Para nosotros, entonces, a esa edad, todos los adultos eran impredecibles, incluso estaban un poco chalados, pero Carlo Grace exigía un estudio especialmente atento. Era propenso a la finta repentina, al salto inesperado. Sentado en una butaca y aparentemente absorto en su periódico, lanzaba una mano rápida como una serpiente que ataca cuando Chloe pasaba, y la agarraba de la oreja o de un mechón de pelo y se lo retorcía vigorosa y dolorosamente, sin decir una palabra ni hacer una pausa en su lectura, como si brazo y mano hubieran actuado con voluntad propia. Se interrumpía deliberadamente mientras estaba diciendo algo y se quedaba quieto como una estatua, una mano suspendida, fijando la mirada perdida en la nada que había más allá de tu hombro, que temblaba nervioso, como si atendiera una terrible señal de alarma o un distante tumulto que sólo él podía oír, y entonces, repentinamente, hacía como si te echara la mano al cuello y reía en un siseo entre los dientes. Entablaba conversación con el cartero, que era medio idiota, para consultarle muy en serio qué tiempo pensaba que haría o el resultado de un inminente partido de fútbol, asintiendo y frunciendo el ceño y manoseándose la barba, como si lo que estaba oyendo fueran purísimas perlas de sabiduría, y luego, cuando el pobre iluso se había marchado, silbando de orgullo, se volvía hacia nosotros y sonreía, las cejas enarcadas y los labios fruncidos, meneando la cabeza en una silenciosa alegría. Aunque toda mi atención parecía estar centrada en los demás, creo que ahora derivaba de Carlo Grace la idea de que me hallaba en presencia de los dioses. A pesar de su actitud distante y su divertida indiferencia, él era el que parecía estar al mando de todos nosotros, una deidad que se carcajeaba, el Poseidón de nuestro verano, a cuya señal nuestro mundo se disponía de manera obediente en sus actos y porciones.

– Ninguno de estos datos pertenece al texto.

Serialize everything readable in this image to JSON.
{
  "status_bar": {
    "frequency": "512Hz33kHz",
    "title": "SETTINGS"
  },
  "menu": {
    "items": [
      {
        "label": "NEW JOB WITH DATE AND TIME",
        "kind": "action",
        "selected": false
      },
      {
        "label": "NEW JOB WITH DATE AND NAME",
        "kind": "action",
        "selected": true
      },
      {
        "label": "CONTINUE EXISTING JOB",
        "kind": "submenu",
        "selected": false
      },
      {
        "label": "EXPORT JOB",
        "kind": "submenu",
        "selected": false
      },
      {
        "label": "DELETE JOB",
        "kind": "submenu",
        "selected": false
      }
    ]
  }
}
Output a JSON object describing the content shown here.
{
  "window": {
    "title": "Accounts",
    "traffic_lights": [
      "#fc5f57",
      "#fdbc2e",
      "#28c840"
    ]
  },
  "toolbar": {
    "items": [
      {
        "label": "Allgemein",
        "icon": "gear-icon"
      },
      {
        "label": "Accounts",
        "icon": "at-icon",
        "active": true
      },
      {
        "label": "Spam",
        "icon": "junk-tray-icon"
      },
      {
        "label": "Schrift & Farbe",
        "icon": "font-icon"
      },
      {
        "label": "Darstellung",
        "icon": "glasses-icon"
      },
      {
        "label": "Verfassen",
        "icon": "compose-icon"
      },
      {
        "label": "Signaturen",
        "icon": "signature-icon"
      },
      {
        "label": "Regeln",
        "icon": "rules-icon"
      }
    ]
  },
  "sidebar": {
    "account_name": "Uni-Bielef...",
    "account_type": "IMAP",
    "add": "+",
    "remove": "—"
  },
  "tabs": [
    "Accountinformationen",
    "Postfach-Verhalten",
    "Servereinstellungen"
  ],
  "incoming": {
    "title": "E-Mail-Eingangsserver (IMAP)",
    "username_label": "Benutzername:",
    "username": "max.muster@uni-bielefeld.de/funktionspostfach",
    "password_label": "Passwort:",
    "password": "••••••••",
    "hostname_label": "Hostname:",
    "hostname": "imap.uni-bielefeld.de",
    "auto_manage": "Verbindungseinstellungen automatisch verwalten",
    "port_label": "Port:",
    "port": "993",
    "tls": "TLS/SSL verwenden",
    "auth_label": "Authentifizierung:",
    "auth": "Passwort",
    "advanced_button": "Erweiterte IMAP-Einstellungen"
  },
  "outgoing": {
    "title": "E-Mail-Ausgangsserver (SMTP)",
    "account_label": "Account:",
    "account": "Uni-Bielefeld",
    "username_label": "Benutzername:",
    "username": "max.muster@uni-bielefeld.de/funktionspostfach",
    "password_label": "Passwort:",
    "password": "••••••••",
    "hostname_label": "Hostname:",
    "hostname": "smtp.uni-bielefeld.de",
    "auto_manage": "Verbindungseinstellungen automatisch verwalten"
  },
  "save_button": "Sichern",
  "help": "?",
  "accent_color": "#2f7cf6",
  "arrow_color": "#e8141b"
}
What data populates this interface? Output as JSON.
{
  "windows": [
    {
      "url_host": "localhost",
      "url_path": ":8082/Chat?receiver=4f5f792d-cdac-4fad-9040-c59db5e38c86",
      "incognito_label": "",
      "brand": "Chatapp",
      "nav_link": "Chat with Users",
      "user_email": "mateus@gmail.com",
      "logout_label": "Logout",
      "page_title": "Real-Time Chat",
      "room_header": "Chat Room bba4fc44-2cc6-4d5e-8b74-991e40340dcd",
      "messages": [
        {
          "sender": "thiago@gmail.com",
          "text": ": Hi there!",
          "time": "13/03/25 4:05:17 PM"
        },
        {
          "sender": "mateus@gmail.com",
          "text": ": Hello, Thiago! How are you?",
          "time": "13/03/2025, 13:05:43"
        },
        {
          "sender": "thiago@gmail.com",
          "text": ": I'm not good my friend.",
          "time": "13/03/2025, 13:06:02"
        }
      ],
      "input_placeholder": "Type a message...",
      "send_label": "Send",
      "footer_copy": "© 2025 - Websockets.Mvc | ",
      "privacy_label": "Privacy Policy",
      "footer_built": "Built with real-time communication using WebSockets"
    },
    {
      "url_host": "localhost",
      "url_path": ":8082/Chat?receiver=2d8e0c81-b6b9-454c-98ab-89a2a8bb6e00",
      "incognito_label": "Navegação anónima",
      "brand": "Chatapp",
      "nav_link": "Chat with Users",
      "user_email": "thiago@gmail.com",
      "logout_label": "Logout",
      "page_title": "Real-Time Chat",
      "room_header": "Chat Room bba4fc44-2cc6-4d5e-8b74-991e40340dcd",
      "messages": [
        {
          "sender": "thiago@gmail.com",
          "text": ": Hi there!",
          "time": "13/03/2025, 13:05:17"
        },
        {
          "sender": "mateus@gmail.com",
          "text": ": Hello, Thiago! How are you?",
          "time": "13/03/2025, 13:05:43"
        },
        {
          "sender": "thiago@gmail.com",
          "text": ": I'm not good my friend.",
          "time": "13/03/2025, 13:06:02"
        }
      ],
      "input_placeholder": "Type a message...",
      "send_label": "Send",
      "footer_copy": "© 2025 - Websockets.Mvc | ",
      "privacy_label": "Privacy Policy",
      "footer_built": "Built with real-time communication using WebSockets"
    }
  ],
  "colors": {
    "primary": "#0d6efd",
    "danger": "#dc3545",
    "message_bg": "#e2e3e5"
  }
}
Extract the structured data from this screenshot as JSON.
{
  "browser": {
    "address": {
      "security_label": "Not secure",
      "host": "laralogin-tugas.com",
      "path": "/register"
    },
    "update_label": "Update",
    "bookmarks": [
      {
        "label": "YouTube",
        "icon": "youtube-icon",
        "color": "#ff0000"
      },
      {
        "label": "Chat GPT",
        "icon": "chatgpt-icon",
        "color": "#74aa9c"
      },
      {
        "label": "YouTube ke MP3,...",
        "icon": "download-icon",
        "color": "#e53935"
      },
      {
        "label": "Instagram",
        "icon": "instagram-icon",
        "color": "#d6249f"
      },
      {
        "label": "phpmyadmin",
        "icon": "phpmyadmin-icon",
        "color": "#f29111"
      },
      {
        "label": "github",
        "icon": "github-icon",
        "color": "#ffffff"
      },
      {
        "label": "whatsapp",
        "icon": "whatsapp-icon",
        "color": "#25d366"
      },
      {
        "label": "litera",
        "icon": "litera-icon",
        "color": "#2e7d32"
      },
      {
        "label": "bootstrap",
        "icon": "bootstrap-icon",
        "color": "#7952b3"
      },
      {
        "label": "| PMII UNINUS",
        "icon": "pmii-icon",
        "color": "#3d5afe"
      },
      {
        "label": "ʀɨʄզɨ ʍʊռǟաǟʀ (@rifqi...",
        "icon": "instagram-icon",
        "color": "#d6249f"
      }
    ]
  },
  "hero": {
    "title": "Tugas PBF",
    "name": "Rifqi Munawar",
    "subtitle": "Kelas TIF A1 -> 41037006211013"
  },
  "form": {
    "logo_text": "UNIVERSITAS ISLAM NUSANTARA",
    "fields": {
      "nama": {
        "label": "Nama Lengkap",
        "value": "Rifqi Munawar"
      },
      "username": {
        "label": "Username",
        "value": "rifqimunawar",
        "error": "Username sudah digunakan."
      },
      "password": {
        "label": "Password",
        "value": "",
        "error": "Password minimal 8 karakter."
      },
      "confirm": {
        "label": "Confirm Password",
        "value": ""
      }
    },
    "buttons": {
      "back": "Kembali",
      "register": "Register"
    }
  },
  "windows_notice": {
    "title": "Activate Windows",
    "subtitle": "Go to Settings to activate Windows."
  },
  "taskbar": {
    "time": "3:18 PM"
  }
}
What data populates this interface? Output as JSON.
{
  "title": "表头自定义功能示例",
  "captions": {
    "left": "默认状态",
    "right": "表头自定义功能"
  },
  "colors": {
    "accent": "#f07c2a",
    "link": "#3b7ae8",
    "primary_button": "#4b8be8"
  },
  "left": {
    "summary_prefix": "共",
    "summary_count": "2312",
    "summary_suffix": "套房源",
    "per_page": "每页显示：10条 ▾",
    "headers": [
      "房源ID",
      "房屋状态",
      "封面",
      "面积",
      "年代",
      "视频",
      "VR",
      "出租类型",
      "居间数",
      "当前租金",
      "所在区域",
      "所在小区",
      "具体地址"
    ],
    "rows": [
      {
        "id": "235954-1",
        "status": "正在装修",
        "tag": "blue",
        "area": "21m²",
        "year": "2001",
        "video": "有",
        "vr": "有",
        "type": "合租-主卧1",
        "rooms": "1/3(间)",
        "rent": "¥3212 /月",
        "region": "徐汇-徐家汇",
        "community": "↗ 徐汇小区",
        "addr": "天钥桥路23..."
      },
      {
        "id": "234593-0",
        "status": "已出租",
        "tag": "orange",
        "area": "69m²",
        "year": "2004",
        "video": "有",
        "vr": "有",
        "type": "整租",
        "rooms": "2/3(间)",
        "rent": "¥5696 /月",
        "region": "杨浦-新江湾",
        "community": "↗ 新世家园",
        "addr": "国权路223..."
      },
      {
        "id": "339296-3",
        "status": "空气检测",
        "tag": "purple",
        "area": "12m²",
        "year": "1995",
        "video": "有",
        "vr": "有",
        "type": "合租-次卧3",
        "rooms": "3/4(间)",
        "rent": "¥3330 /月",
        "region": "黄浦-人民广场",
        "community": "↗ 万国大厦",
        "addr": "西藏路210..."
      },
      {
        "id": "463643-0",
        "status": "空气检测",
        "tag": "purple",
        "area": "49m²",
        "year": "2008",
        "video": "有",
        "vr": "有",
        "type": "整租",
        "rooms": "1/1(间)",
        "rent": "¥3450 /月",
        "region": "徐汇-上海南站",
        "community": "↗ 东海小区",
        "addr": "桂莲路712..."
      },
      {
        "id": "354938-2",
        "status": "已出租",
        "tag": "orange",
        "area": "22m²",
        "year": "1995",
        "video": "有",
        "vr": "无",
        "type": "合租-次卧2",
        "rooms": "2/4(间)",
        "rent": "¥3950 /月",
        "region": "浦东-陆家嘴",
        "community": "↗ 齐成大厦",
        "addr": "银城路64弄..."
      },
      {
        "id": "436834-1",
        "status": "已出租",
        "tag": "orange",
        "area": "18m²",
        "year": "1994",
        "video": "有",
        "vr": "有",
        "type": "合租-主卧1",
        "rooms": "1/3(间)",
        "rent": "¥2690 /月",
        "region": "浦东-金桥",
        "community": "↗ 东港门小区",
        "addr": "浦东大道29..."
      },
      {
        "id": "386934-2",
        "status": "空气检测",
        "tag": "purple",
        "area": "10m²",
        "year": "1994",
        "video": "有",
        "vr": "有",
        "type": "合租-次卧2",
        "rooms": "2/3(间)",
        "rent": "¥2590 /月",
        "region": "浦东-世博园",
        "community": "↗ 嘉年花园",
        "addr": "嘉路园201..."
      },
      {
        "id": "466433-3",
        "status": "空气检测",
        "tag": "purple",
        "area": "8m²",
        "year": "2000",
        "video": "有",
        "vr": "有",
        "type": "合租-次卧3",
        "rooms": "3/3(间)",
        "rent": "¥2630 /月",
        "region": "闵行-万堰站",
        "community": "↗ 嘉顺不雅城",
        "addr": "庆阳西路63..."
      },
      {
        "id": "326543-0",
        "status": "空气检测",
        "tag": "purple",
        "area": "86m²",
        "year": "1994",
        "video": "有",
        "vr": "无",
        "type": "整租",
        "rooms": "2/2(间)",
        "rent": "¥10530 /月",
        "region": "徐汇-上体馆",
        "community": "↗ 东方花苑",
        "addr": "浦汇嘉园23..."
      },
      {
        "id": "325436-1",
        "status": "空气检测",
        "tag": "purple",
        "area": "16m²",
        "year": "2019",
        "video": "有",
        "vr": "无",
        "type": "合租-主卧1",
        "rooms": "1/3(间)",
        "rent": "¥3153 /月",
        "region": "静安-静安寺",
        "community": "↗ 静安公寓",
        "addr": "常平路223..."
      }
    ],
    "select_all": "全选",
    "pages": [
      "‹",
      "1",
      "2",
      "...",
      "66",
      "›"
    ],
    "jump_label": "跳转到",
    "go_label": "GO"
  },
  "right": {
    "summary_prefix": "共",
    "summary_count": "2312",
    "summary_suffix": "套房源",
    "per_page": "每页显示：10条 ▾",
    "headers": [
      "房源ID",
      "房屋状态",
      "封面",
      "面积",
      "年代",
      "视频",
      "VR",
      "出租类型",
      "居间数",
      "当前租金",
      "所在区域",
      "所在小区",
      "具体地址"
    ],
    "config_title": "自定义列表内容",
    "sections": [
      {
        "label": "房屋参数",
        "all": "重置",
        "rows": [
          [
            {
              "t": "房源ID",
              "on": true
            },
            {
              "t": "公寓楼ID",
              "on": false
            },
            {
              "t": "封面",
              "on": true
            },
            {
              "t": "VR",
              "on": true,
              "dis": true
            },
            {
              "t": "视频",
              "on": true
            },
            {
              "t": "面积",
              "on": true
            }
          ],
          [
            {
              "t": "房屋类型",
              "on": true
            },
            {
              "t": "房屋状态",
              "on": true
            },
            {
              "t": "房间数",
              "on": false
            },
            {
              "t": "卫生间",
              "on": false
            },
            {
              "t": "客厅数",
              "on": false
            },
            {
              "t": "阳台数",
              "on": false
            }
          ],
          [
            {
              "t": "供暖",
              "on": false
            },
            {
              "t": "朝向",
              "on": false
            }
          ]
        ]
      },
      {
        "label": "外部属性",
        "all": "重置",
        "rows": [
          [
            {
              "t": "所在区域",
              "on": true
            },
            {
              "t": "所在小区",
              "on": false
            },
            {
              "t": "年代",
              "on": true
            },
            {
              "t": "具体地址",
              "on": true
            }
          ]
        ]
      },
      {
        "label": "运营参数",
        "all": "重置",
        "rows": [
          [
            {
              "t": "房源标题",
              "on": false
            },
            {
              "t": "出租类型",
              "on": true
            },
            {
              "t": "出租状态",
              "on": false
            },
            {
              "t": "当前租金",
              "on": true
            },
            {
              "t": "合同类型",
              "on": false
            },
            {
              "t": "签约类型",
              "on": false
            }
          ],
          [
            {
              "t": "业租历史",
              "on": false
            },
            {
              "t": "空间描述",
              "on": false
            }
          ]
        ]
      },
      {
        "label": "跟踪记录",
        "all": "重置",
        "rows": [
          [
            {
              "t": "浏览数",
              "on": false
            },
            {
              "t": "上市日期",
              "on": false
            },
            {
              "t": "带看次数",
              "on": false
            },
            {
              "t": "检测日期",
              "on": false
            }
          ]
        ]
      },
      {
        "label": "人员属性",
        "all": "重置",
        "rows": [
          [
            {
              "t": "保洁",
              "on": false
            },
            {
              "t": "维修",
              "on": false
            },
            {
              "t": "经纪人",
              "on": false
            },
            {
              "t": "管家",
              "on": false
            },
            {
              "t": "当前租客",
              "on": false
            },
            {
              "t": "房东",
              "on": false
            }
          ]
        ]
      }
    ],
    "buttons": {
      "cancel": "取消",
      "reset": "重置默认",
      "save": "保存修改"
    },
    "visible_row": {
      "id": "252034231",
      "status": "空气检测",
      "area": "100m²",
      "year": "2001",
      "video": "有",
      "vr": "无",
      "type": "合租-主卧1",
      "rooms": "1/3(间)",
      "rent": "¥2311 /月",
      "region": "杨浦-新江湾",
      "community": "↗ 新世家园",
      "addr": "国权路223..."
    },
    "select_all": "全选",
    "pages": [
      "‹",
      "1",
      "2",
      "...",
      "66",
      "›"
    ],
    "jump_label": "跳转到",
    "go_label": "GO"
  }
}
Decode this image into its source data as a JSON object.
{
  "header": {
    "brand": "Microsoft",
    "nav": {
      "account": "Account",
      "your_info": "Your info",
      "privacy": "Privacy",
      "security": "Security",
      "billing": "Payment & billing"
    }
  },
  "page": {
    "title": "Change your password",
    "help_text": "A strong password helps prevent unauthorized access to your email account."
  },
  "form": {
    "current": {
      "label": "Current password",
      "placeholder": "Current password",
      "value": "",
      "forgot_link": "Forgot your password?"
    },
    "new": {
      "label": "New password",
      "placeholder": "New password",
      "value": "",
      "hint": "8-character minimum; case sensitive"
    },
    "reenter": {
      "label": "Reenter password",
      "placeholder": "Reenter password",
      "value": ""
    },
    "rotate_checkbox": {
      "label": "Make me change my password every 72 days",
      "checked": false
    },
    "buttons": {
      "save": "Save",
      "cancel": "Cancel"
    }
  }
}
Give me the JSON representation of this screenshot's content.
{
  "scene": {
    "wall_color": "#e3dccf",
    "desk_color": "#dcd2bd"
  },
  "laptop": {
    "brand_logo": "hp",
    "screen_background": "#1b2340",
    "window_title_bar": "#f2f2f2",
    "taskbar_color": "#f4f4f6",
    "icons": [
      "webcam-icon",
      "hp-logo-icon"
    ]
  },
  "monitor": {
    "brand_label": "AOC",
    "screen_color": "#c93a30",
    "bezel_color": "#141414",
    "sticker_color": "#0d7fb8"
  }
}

Pero ese día de licencia e ilícita invitación no había terminado. Mientras la señora Grace, extendida sobre la herbosa ribera, seguía roncando suavemente, un sopor fue descendiendo sobre todos los que estábamos en esa pequeña hondonada, la red invisible de la lasitud que cae sobre un grupo cuando uno de sus miembros se separa y se hunde en el sueño. Myles estaba echado sobre la tripa en la hierba, a mi lado, pero encarado a la otra dirección, aún observando a Rose, que seguía sentada detrás de mí, en una esquina del mantel, ajena, como siempre, al escrutinio de los ojillos de Myles. Chloe seguía de pie a la sombra del pino, con algo en la mano, la cara levantada, mirando concentradamente hacia arriba, un pájaro, quizá, o tan sólo la celosía de ramas contra el cielo, y esas nubes de vapor blanco que habían comenzado a avanzar, lentísimas, desde el mar. Qué meditativa estaba y qué vívidamente definida, con esa piña -¿lo era?- en las manos, su mirada extasiada fija entre las ramas acribilladas de sol. De pronto era ella el centro de la escena, el punto de fuga sobre el que todo convergía, de repente era para ella que se habían dibujado con tan meticulosa falta de artificio esas figuras y esas sombras: esa tela blanca sobre la hierba bruñida, el árbol inclinado verde-azul, los volantes de los helechos, incluso esas nubéculas, que intentaban aparentar no moverse, en el cielo marino y sin límites. Le eché un vistazo a la señora Grace, dormida, la miré casi con desdén. De súbito ya no era más que un gran torso arcaico y sin vida, le efigie caída de alguna diosa ya no adorada por la tribu y echada al estercolero, un blanco al que los mozos del pueblo disparaban con sus tirachinas, sus arcos y flechas.

Súbitamente, como si la hubiera despertado el frío tacto de mi desprecio, la señora Grace se incorporó y miró a su alrededor con los ojos borrosos, parpadeando. Observó su copa de vino y pareció sorprendida al encontrarla vacía. La gota de vino que había caído sobre su vestido blanco había dejado una mancha color rosa, y ella la frotó con la punta del dedo, chasqueando la lengua. A continuación volvió a mirar a su alrededor, se aclaró la garganta y anunció que deberíamos jugar a perseguirnos. Todo el mundo se la quedó mirando, incluso el señor Grace.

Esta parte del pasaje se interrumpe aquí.